2. The method of claim 1, wherein the step of calculating according to the first preset calculation formula to obtain the current water point temperature tmax 1 further comprises:

judging whether the gas water heater finishes the preheating work or not;

if yes, the circulating pump is closed to exit the preheating mode, and calculation is carried out according to a fourth preset calculation formula to obtain the current water point temperature T4, wherein the fourth preset calculation formula is T4=Tback;

if not, returning to continuously judge whether the backwater temperature Tback is larger than the sum of the water inlet temperature Tback and the temperature rising temperature difference delta T.

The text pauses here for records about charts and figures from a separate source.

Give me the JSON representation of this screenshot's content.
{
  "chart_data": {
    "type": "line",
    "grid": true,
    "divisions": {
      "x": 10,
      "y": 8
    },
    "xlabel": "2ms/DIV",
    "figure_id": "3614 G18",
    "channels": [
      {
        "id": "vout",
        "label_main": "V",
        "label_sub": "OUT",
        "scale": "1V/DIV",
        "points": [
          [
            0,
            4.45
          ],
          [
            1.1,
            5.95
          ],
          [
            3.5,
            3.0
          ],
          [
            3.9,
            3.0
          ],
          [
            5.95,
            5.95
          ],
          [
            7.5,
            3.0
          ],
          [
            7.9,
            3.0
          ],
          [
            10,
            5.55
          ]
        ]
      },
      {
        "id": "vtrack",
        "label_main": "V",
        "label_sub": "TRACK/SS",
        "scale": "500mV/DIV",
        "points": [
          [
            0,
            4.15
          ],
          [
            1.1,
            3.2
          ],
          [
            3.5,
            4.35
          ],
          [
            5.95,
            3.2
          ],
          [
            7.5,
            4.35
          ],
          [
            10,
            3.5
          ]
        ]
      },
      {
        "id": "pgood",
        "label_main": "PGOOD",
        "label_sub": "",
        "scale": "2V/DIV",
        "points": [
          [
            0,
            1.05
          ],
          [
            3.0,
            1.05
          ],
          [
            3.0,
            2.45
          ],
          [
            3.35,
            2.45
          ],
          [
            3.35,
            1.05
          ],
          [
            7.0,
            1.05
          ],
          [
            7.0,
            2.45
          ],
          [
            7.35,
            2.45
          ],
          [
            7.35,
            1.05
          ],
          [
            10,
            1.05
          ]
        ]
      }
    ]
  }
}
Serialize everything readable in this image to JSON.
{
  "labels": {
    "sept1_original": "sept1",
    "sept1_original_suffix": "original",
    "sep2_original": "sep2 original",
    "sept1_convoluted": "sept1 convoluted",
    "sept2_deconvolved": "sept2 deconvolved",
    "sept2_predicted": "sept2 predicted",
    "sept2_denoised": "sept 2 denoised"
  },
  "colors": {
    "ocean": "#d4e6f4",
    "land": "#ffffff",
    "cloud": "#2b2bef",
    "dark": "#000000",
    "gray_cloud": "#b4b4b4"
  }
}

3. The method for controlling a gas water heater according to claim 1, wherein the step of determining whether vjn meets a second preset condition specifically includes:

judging whether the V real meets a second preset condition, wherein the second preset condition is KXV total < V real < V total, wherein V real is the current preheated circulating water quantity, V total is the circulating water quantity preheated for a single time, and K is the ratio of the length of a water outlet pipe between the gas water heater and a water consumption point to the total length of a circulating pipeline;

if so, calculating according to a second preset calculation formula to obtain the current water consumption point temperature Tuse 2, wherein the second preset calculation formula is Tuse 2= [ (1-k) × (Tpre-Tin) ]× (Vreal-k×Vtotal)/(Vtotal-k×Vtotal) +Tin, and the Tpre-set is a preset temperature value;

if not, calculating according to a third preset calculation formula to obtain the current water consumption point temperature Tuse 3, wherein the third preset calculation formula is Tuse 3=Tback+ (1-k) X (Tout-Tback).

4. A control method of a gas water heater according to claim 3, wherein the step of calculating according to a second preset calculation formula to obtain the current water point temperature tmax 2 further comprises:

if yes, closing the circulating pump to exit the preheating mode, and calculating according to a fifth preset calculation formula to obtain the current water point temperature Tuse 5, wherein the fifth preset calculation formula is Tuse 5=Tuse+ (Tuse 2-Tuse) × (Tfall-Tuse)/(Tfall stop-Tuse), wherein Tout is the water outlet temperature when preheating is stopped, and Tout is the water outlet temperature after preheating is stopped and a certain time is left;

if not, returning to continuously judging whether the V-real meets the second preset condition.

5. A control method of a gas water heater according to claim 3, wherein the step of calculating according to a third preset calculation formula to obtain the current water point temperature tmaq 3 further comprises:

if yes, the circulating pump is closed to exit the preheating mode, and the current water point temperature Tuse 6 is obtained by calculation according to a sixth preset calculation formula, wherein the sixth preset calculation formula is Tuse 6=Tfall+ (1-k) x (Tfall-Tfall), the Tfall is the return water temperature after stopping preheating and a certain time interval, and the Tfall is the outlet water temperature after stopping preheating and a certain time interval;

if not, returning to calculate again according to a third preset calculation formula to obtain the current water point temperature Tuse 3.

6. The method according to any one of claims 1 to 5, further comprising a display disposed on the heat exchanger, the display being electrically connected to the controller for displaying the calculated current water temperature trending.

7. The method according to any one of claims 1 to 5, wherein the gas water heater further comprises a wireless communication module, and the controller is communicatively connected with an external intelligent terminal device through the wireless communication module to inform a user of the current water consumption point temperature tsui.